1953 - the Downtown Los Angeles four-level interchange is open for traffic. It was actually finished the same year KTTV went on the air in 1949.

By all accounts it was "unusual". Instead of being a spread out cloverleaf it was constructed as a "stack" because of the surrounding geography and nearby buildings.  It’s been called the first “stack interchange” in the world.

Listen to Mr. Traffic talk about car culture in this What The Hal Podcast:

The whole goal of this exchange was to connect the 101 and 110 and pave the way for transitions to other freeways like the 5.

But it wasn’t without a cost—thousands of people displaced-- millions of dollars in construction. At the time of construction—it was the most expensive half mile of road—ever built.

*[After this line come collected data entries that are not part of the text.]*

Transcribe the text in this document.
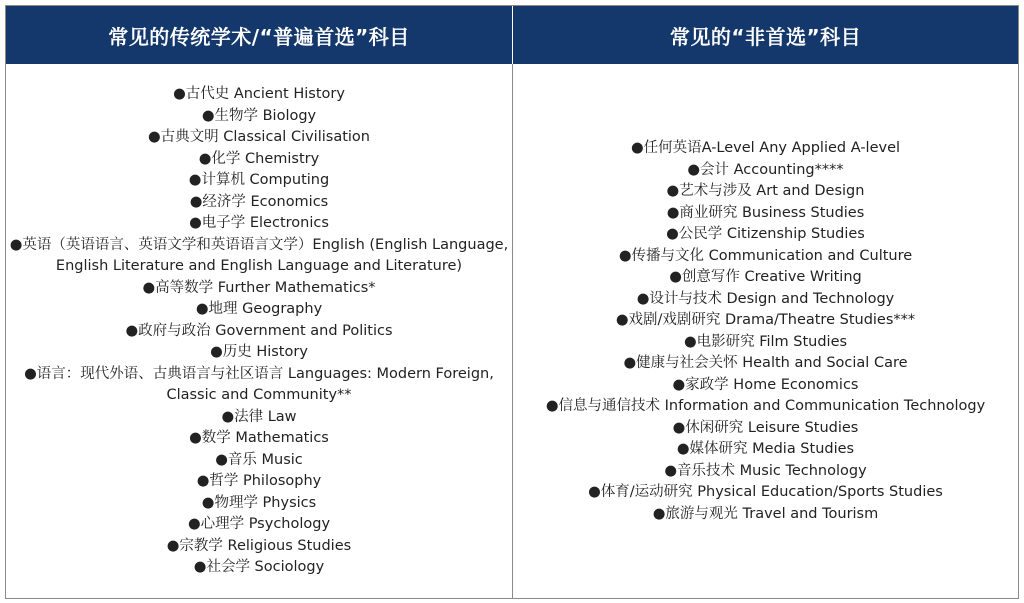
常见的传统学术/“普遍首选”科目	常见的“非首选”科目
●古代史 Ancient History
●生物学 Biology
●古典文明 Classical Civilisation
●化学 Chemistry
●计算机 Computing
●经济学 Economics
●电子学 Electronics
●英语（英语语言、英语文学和英语语言文学）English (English Language,
English Literature and English Language and Literature)
●高等数学 Further Mathematics*
●地理 Geography
●政府与政治 Government and Politics
●历史 History
●语言：现代外语、古典语言与社区语言 Languages: Modern Foreign,
Classic and Community**
●法律 Law
●数学 Mathematics
●音乐 Music
●哲学 Philosophy
●物理学 Physics
●心理学 Psychology
●宗教学 Religious Studies
●社会学 Sociology
●任何英语A-Level Any Applied A-level
●会计 Accounting****
●艺术与涉及 Art and Design
●商业研究 Business Studies
●公民学 Citizenship Studies
●传播与文化 Communication and Culture
●创意写作 Creative Writing
●设计与技术 Design and Technology
●戏剧/戏剧研究 Drama/Theatre Studies***
●电影研究 Film Studies
●健康与社会关怀 Health and Social Care
●家政学 Home Economics
●信息与通信技术 Information and Communication Technology
●休闲研究 Leisure Studies
●媒体研究 Media Studies
●音乐技术 Music Technology
●体育/运动研究 Physical Education/Sports Studies
●旅游与观光 Travel and Tourism
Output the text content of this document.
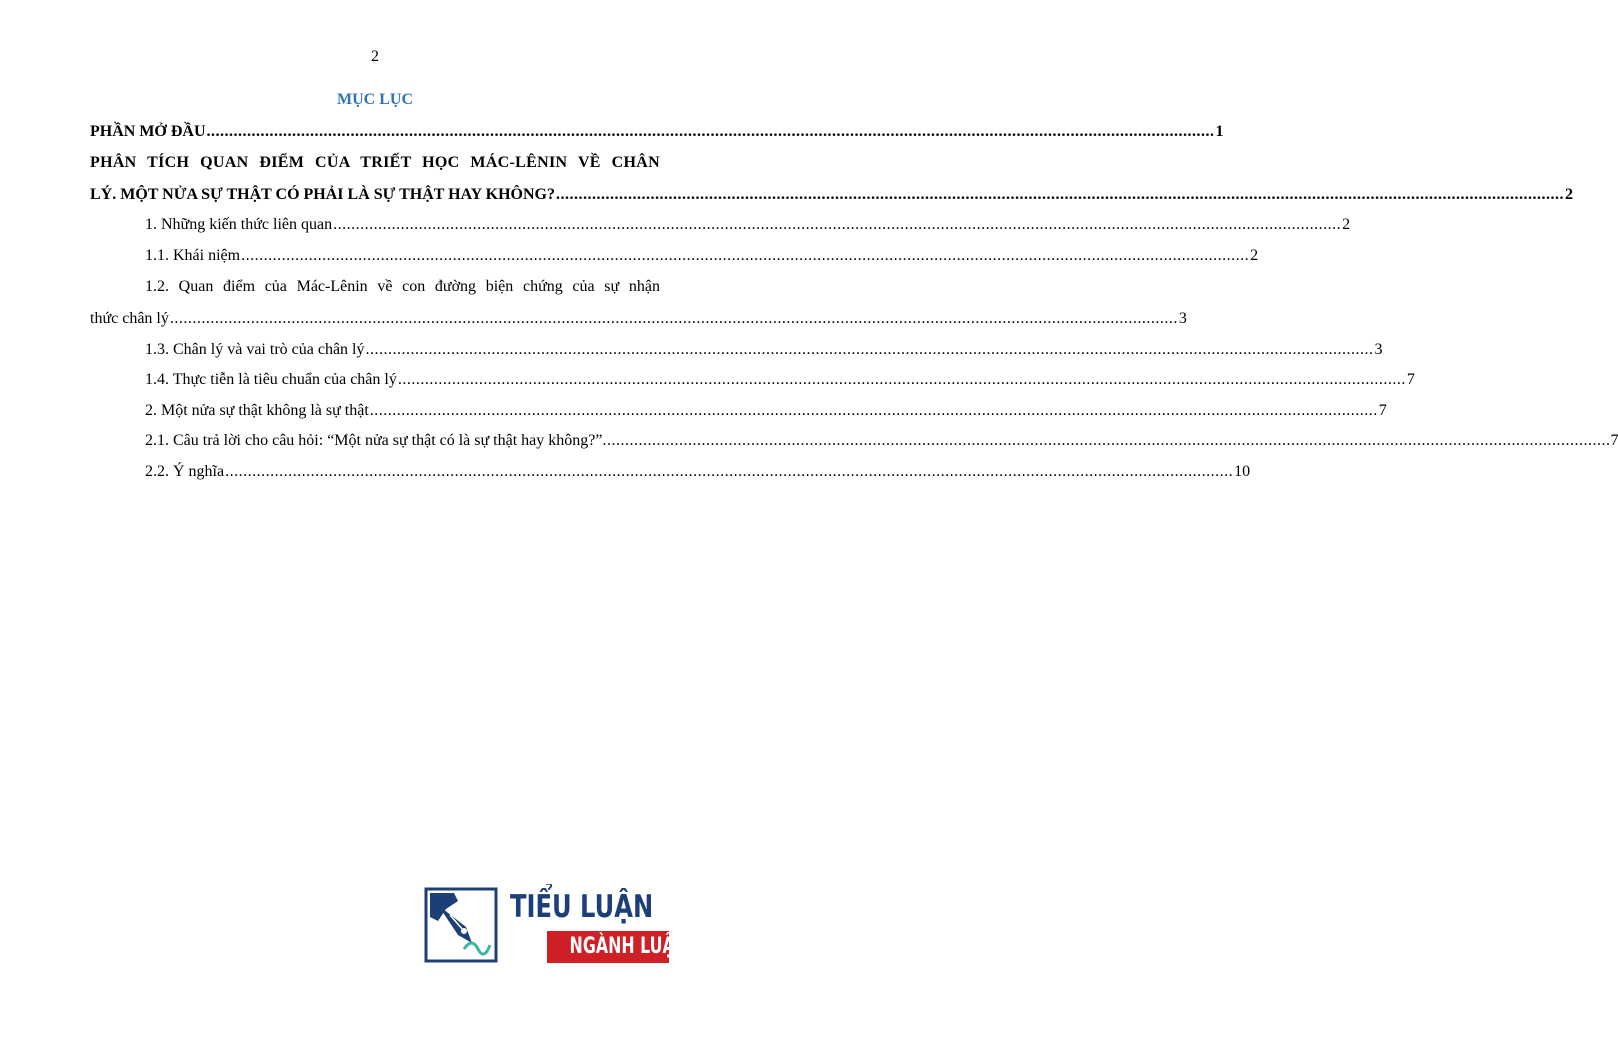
2
MỤC LỤC
PHẦN MỞ ĐẦU .....	1
PHÂN TÍCH QUAN ĐIỂM CỦA TRIẾT HỌC MÁC-LÊNIN VỀ CHÂN
LÝ. MỘT NỬA SỰ THẬT CÓ PHẢI LÀ SỰ THẬT HAY KHÔNG? .....	2
1. Những kiến thức liên quan .....	2
1.1. Khái niệm .....	2
1.2. Quan điểm của Mác-Lênin về con đường biện chứng của sự nhận
thức chân lý .....	3
1.3. Chân lý và vai trò của chân lý .....	3
1.4. Thực tiễn là tiêu chuẩn của chân lý .....	7
2. Một nửa sự thật không là sự thật .....	7
2.1. Câu trả lời cho câu hỏi: “Một nửa sự thật có là sự thật hay không?” .....	7
2.2. Ý nghĩa .....	10
TIỂU LUẬN
NGÀNH LUẬT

As we drive the interchange Kenny Morse, also known as Mr. Traffic (for his comedy traffic school background) says, "So, here we come up to the beginning of the four level where you have a choice of left... the 10 east.  5 south or the 60 east. Middle is Pasadena. And, right is to go the the 110 south."

We talked about lots of things including the early perceptions that the interchange would make it possible to get places in LA in 20 minutes. Morse says, "And, you could that was absolutely correct."

But, as California's population exploded so did its car population and our state's car culture caught fire and spread across the country! Morse says, "California was just a leader in the car culture and, cruising has always been a Southern California lifestyle... memorialized in such movies as American Graffitti and American Hot Wax."

Morse adds, "Making peoples lives better was the goal of the engineers making traffic flow better. Getting us home to our wives and families just a little bit earlier.

That was the goal of all of this. "Efficiency." And, despite whatever traffic we face, Morse says the four-level helps.